Contudo, esse retorno não é análogo ao do filho pródigo da parábola do evangelho que volta à casa do pai sem nada. Vattimo se diz indisposto a renunciar à bagagem que adquiriu ao longo dos anos pelos caminhos existências e filosóficos. Caracteriza a Igreja como rígida nas suas certezas, mas bastante deslocada na Modernidade tardia. O enquadramento simplório por setores ortodoxos, assentados na tradição Pré-Moderna, diria que o sujeito que retorna à comunidade de fé precisa provar sua abnegação e conversão. Muito do que a Igreja atribui como selo de autenticidade cristã é expressão do seu poder institucional e não necessariamente essência dos princípios ensinados por Jesus Cristo nos evangelhos. Sinais externos que são exigidos como pré-requisitos de encaixes institucionais. Vattimo interpreta o seu “retorno” como “acreditar em acreditar”, o que não significa voltar para a Igreja.

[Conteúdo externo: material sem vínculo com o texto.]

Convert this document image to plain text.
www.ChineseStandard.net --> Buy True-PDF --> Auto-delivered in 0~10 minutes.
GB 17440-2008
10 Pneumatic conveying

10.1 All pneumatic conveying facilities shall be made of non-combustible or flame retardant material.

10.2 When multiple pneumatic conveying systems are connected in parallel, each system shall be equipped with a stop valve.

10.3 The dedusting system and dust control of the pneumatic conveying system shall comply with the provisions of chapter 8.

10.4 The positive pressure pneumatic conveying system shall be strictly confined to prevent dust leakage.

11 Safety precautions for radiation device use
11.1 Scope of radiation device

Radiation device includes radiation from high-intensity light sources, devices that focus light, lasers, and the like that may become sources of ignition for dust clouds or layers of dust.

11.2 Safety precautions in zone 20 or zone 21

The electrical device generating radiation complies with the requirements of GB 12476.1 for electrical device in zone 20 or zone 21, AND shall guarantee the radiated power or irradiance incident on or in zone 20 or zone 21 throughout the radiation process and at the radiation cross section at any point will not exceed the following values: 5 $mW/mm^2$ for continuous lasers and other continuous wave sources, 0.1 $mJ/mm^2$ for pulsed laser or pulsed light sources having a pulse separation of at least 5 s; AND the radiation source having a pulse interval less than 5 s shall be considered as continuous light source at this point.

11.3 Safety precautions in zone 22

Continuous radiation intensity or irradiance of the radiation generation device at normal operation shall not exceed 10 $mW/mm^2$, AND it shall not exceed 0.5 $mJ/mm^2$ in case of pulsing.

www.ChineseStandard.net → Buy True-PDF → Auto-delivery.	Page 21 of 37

Em termos mais objetivos, Vattimo não atribui à Igreja o papel de vilã pelo fato de não corresponder, muitas vezes, às expectativas e necessidades daqueles que tomam a iniciativa da reaproximação. Mas a partir da sua própria experiência, entende a questão moral pregada pela Igreja como pedra de tropeço. Seria uma ética baseada em dogmas que nada tem a ver com a Modernidade e são, racionalmente falando, insustentáveis. Alega que talvez este fato seja um dos principais motivos que levam a muitos a negarem a Deus.

O comportamento da Igreja frente à homossexualidade torna-se para Vattimo uma chave de leitura muito mais do que um problema isolado responsável pelos seus hipotéticos ressentimentos e consequentes afastamentos da Igreja e de Deus. A dedução lógica foi: “Como poderia pertencer a uma igreja cujo ensinamento público me considera uma pessoa moralmente desprezível ou […] como um doente que é preciso curar, um irmão monstruoso que se deve amar mas também manter escondido?”.

O termo “amor infeliz” é apropriado para resumir a relação de Vattimo com Deus e a Igreja. Ele lida com o tema da fé não como um objeto abstrato, muito menos com distanciamento típico de analistas neutros. Traduz a sua proximidade ao optar por filosofar no uso da primeira pessoa do singular. Descreve o seu afastamento de Deus e da Igreja, mas não sem dor. Por fim, usa reiteradamente o termo “retorno” para demarcar o seu renovado interesse em falar e escrever sobre fé e religião.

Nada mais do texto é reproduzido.